In this 3rd issue I hope to convince you that making yourself too available is a bad idea even if your schedule allows it.
Scarcity Communicates Value
Influence by Robert Cialdini is a business classic that belongs on every bookshelf. In it he describes the 6 “weapons of influence”: Reciprocation, Consistency, Social Proof, Liking, Authority, and SCARCITY.
What you know IS valuable, your time is valuable, and the best way to communicate that message is to limit your availability.
I suggest picking a handful of 1-2 hour blocks at various times during the week and constraining the help time to 20-30 minute slots. I currently offer blocks early AM and late PM because I live in China and most people contact me from the US, Israel, and Europe. 30 minute slots allow 20 minutes of dialog and another 10 minutes in case Skype disconnects.
Constraints Limit Complexity and Increase Value
Remember the first time you tried Twitter? “What can I POSSIBLY say in 140 characters?” you thought. Turns out that this constraint provides more valuable for everyone because we must instantly get to the point. People are now using it as an email replacement.
How Lukas Fittl Constrained Time and Created Value for Me
Yesterday I contacted my friend Lukas Fittl about getting some startup advice. He responded with a link to his open office hours calendar and I took the only convenient slot next week. It was so easy, I didn’t even have to think. Just 1 choice.
Imagine if he had sent me lots of availability every day. I would have had to check my calendar and think about what works best for me. Worse yet, suppose he had “anytime”. Now I would have to calculate time zones AND check my schedule.
Too many choices!
Time Constraints Communicate You’re Serious
Visit just about any blog on the web and you’ll find a comment like:
“Have a question? Just email/tweet me/fill out this web form/ and …”
My blog used to have a similar message and nobody serious ever contacted me. Why would they? I sent a clear message the providing advice was something I did ad hoc, not something I took seriously.
Shardul Mehta knows more about product management than most product managers because he’s been doing it a long time and is deeply passionate about it. Mike Michelini knows social media in China better than any Westerner in the world because he lives and breathes it 24×7. Lukas Fittl is busy and I’ve only got 30 minutes with him next week so I’d better prepare.

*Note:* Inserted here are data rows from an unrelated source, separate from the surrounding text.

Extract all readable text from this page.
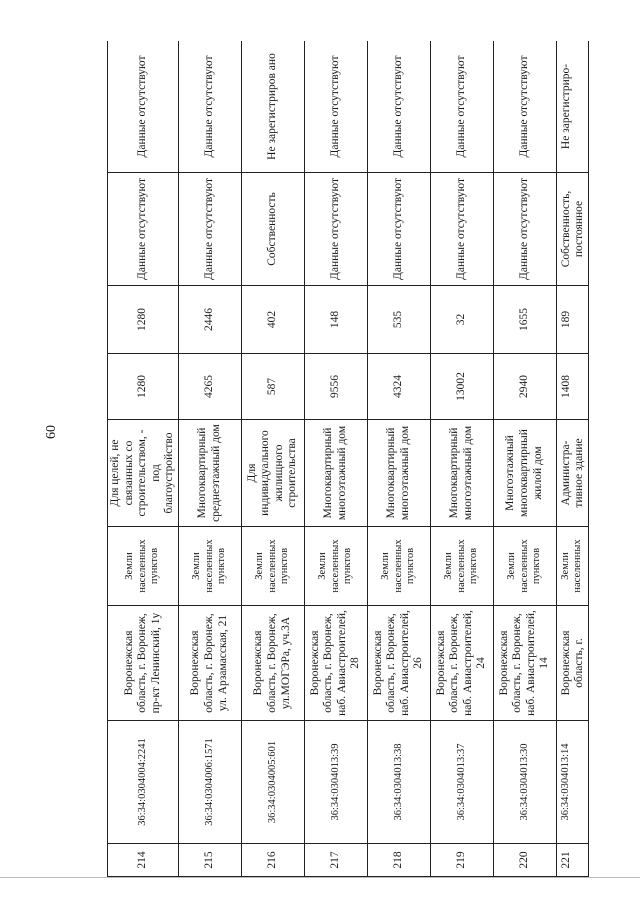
60
214	36:34:0304004:2241	Воронежская область, г. Воронеж, пр-кт Ленинский, 1у	Земли населенных пунктов	Для целей, не связанных со строительством, - под благоустройство	1280	1280	Данные отсутствуют	Данные отсутствуют
215	36:34:0304006:1571	Воронежская область, г. Воронеж, ул. Арзамасская, 21	Земли населенных пунктов	Многоквартирный среднеэтажный дом	4265	2446	Данные отсутствуют	Данные отсутствуют
216	36:34:0304005:601	Воронежская область, г. Воронеж, ул.МОГЭРа, уч.3А	Земли населенных пунктов	Для индивидуального жилищного строительства	587	402	Собственность	Не зарегистриров ано
217	36:34:0304013:39	Воронежская область, г. Воронеж, наб. Авиастроителей, 28	Земли населенных пунктов	Многоквартирный многоэтажный дом	9556	148	Данные отсутствуют	Данные отсутствуют
218	36:34:0304013:38	Воронежская область, г. Воронеж, наб. Авиастроителей, 26	Земли населенных пунктов	Многоквартирный многоэтажный дом	4324	535	Данные отсутствуют	Данные отсутствуют
219	36:34:0304013:37	Воронежская область, г. Воронеж, наб. Авиастроителей, 24	Земли населенных пунктов	Многоквартирный многоэтажный дом	13002	32	Данные отсутствуют	Данные отсутствуют
220	36:34:0304013:30	Воронежская область, г. Воронеж, наб. Авиастроителей, 14	Земли населенных пунктов	Многоэтажный многоквартирный жилой дом	2940	1655	Данные отсутствуют	Данные отсутствуют
221	36:34:0304013:14	Воронежская область, г.	Земли населенных	Администра- тивное здание	1408	189	Собственность, постоянное	Не зарегистриро-
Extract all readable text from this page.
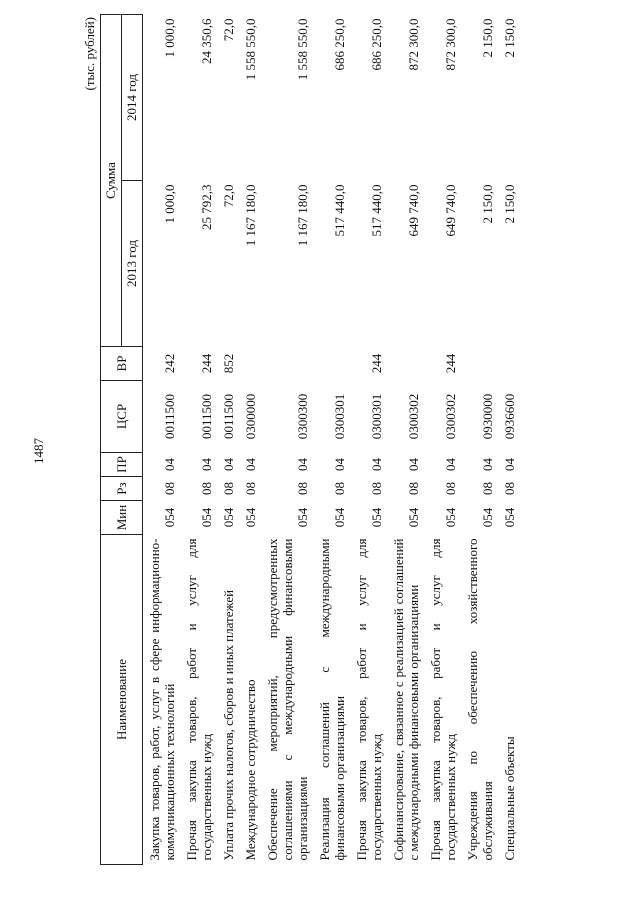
1487
(тыс. рублей)
Наименование	Мин	Рз	ПР	ЦСР	ВР	Сумма	
						2013 год	2014 год
Закупка товаров, работ, услуг в сфере информационно-коммуникационных технологий	054	08	04	0011500	242	1 000,0	1 000,0
Прочая закупка товаров, работ и услуг для государственных нужд	054	08	04	0011500	244	25 792,3	24 350,6
Уплата прочих налогов, сборов и иных платежей	054	08	04	0011500	852	72,0	72,0
Международное сотрудничество	054	08	04	0300000		1 167 180,0	1 558 550,0
Обеспечение мероприятий, предусмотренных соглашениями с международными финансовыми организациями	054	08	04	0300300		1 167 180,0	1 558 550,0
Реализация соглашений с международными финансовыми организациями	054	08	04	0300301		517 440,0	686 250,0
Прочая закупка товаров, работ и услуг для государственных нужд	054	08	04	0300301	244	517 440,0	686 250,0
Софинансирование, связанное с реализацией соглашений с международными финансовыми организациями	054	08	04	0300302		649 740,0	872 300,0
Прочая закупка товаров, работ и услуг для государственных нужд	054	08	04	0300302	244	649 740,0	872 300,0
Учреждения по обеспечению хозяйственного обслуживания	054	08	04	0930000		2 150,0	2 150,0
Специальные объекты	054	08	04	0936600		2 150,0	2 150,0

Their time is valuable. They’re serious about what they do. So they’ve setup a process to maximize the impact they can make by helping others.
Serious people attract other serious people. You want people to come to you with good problems to inspire your blog posts or products. You want to engage passionate readers who will provide insightful comments. You want to meet prospective clients with hard problems they can’t solve alone.
You’re going to have to convince other serious people that you’re serious too. Send a message that you’re time is valuable.